8.2: Hypothesis Tests for Proportions

Colorado Online

8.2: Hypothesis Tests for Proportions

Learning Objectives

In a given context, specify the null and alternative hypotheses for the population proportion and mean.
Carry out hypothesis testing for the population proportion and mean (when appropriate), and draw conclusions in context.
Apply the concepts of: sample size, statistical significance vs. practical importance, and the relationship between hypothesis testing and confidence intervals.

Overview

Now that we understand the process we go through in hypothesis testing and the logic behind it, we are ready to start learning about specific statistical tests (also known as significance tests).

The first test we are going to learn is the test about the population proportion (p). This is test is widely known as the z-test for the population proportion (p). (We will understand later where the “z-test” part comes from.)

When we conduct a test about a population proportion, we are working with a categorical variable. Later in the course, after we have learned a variety of hypothesis tests, we will need to be able to identify which test is appropriate for which situation. Identifying the variable as categorical or quantitative is an important component of choosing an appropriate hypothesis test.

learn by doing

Learn by Doing

Our discussion of hypothesis testing for the population proportion p follows the four steps of hypotheses testing that we introduced in our general discussion on hypothesis testing, but this time we go into more details. More specifically, we learn how the test statistic and p-value are calculated and interpreted.

Once we learn how to carry out the test for the population proportion p, we discuss some general topics that are related to hypotheses testing. More specifically, we see what role the sample size plays and understand how hypothesis testing and interval estimation (confidence intervals) are related.

Let’s start by introducing the three examples, which will be the leading examples in our discussion. Each example is followed by a figure illustrating the information provided, as well as the question of interest.

Example 1

A machine is known to produce 20% defective products, and is therefore sent for repair. After the machine is repaired, 400 products produced by the machine are chosen at random and 64 of them are found to be defective. Do the data provide enough evidence that the proportion of defective products produced by the machine (p) has been reduced as a result of the repair?

The following figure displays the information, as well as the question of interest:

A large circle represents the population of products produced by the machine (following the repair). We want to know p about this population, or what is the proportion of defective products. The question we wish to answer is "is p still .20 or has it been reduced?" We take a sample of 400 products, represented by a smaller circle. We find that 64 of these are defective.

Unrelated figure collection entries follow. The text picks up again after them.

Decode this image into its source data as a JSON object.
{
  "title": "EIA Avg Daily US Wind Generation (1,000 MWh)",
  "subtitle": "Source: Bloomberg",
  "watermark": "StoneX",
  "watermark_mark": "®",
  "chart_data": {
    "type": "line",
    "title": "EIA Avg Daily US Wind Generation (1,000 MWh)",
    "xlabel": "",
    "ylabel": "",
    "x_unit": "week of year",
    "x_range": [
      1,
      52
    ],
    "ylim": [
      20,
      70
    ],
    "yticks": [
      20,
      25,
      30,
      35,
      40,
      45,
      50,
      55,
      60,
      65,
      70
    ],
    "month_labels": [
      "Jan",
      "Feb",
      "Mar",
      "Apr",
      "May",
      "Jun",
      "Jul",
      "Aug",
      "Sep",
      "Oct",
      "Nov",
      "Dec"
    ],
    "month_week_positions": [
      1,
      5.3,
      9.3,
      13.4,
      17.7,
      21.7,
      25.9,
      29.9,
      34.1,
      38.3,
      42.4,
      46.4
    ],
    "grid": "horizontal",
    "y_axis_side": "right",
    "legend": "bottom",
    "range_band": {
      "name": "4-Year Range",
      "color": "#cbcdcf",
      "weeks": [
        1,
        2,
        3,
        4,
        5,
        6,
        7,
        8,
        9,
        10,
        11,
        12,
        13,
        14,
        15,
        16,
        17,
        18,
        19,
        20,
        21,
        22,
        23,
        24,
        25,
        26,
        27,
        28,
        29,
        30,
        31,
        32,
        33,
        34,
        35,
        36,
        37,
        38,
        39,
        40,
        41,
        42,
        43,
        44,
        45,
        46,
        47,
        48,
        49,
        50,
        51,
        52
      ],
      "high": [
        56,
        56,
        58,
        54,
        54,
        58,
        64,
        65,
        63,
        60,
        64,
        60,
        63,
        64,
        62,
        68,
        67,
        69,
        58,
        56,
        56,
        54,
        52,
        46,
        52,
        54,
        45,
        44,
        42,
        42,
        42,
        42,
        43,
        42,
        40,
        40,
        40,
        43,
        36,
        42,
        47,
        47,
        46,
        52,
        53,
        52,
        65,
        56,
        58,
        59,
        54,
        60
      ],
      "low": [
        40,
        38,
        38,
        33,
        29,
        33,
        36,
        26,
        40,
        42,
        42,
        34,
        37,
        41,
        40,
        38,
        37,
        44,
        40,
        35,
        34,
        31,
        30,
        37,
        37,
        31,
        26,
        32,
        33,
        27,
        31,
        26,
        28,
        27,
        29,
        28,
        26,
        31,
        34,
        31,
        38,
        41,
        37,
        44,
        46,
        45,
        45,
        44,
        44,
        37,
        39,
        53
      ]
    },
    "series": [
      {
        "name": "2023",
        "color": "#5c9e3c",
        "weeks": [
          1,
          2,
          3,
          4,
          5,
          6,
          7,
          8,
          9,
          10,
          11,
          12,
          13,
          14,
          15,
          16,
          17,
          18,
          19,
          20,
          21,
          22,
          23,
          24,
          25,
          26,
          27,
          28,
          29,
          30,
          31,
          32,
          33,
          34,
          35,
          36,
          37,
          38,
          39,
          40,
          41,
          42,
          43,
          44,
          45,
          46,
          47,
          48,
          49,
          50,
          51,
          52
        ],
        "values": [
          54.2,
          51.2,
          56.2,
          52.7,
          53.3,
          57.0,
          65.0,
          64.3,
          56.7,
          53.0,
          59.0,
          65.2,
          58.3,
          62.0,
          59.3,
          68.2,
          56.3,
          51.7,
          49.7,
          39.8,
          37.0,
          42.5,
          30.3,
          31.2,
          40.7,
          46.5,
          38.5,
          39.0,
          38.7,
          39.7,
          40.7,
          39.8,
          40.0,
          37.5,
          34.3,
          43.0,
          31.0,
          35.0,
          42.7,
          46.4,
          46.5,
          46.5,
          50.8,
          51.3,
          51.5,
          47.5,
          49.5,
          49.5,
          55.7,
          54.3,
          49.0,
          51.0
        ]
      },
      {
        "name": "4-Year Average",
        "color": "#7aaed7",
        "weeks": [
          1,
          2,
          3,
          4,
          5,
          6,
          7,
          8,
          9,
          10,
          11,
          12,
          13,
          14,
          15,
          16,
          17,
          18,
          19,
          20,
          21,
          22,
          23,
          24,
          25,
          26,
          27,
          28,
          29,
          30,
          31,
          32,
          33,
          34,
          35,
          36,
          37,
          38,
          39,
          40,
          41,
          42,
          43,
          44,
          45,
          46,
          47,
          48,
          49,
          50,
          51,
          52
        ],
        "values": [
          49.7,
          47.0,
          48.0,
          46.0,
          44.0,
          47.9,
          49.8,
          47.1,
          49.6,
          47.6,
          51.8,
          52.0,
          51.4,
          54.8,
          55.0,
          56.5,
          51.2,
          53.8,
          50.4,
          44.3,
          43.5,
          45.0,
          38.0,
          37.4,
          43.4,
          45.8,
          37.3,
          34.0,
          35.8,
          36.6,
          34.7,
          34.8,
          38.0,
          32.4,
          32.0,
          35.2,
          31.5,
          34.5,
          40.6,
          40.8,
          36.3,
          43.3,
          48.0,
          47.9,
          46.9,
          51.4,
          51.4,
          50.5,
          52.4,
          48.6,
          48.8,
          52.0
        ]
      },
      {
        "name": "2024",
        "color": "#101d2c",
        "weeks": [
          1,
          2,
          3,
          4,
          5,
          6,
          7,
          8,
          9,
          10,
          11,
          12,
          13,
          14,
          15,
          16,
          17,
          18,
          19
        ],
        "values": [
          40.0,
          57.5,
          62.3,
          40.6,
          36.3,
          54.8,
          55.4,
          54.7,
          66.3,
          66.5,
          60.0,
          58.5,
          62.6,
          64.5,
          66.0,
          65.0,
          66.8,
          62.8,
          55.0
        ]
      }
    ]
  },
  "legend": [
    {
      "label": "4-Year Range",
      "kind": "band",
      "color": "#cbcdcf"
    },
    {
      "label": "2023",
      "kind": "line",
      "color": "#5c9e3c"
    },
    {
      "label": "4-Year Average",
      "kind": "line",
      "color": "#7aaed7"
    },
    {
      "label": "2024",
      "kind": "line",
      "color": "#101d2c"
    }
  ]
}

The question of interest helps us formulate the null and alternative hypotheses in terms of p, the proportion of defective products produced by the machine following the repair:

H_o: p = .20 (No change; the repair did not help).

H_a: p < .20 (The repair was effective).

Example 2

There are rumors that students at a certain liberal arts college are more inclined to use drugs than U.S. college students in general. Suppose that in a simple random sample of 100 students from the college, 19 admitted to marijuana use. Do the data provide enough evidence to conclude that the proportion of marijuana users among the students in the college (p) is higher than the national proportion, which is .157? (This number is reported by the Harvard School of Public Health.)

Again, the following figure displays the information as well as the question of interest:

A large circle represents the population Students at the college. We want to know p about this population, or what is the population proportion of students using marijuana. The question we wish to answer is "is p .157 (like the national figure) or higher?" We take a sample of 100 students, represented by a smaller circle. We find that 19 use marijuana.

As before, we can formulate the null and alternative hypotheses in terms of p, the proportion of students in the college who use marijuana:

H_o: p = .157 (same as among all college students in the country).

H_a: p > .157 (higher than the national figure).

Example 3

Polls on certain topics are conducted routinely in order to monitor changes in the public’s opinions over time. One such topic is the death penalty. In 2003 a poll estimated that 64% of U.S. adults support the death penalty for a person convicted of murder. In a more recent poll, 675 out of 1,000 U.S. adults chosen at random were in favor of the death penalty for convicted murderers. Do the results of this poll provide evidence that the proportion of U.S. adults who support the death penalty for convicted murderers (p) changed between 2003 and the later poll?

Here is a figure that displays the information, as well as the question of interest:

A large circle represents the population US Adults. We want to know p about this population, which is population proportion which support the death penalty. The question we wish to answer is "has p changed since 2003 (when it was .64)?" We take a sample of 1000 US Adults, represented by a smaller circle. We find that 675 are in favor.

Again, we can formulate the null and alternative hypotheses in term of p, the proportion of U.S. adults who support the death penalty for convicted murderers.

H_o: p =.64 (No change from 2003).

H_a: p ≠.64 (Some change since 2003).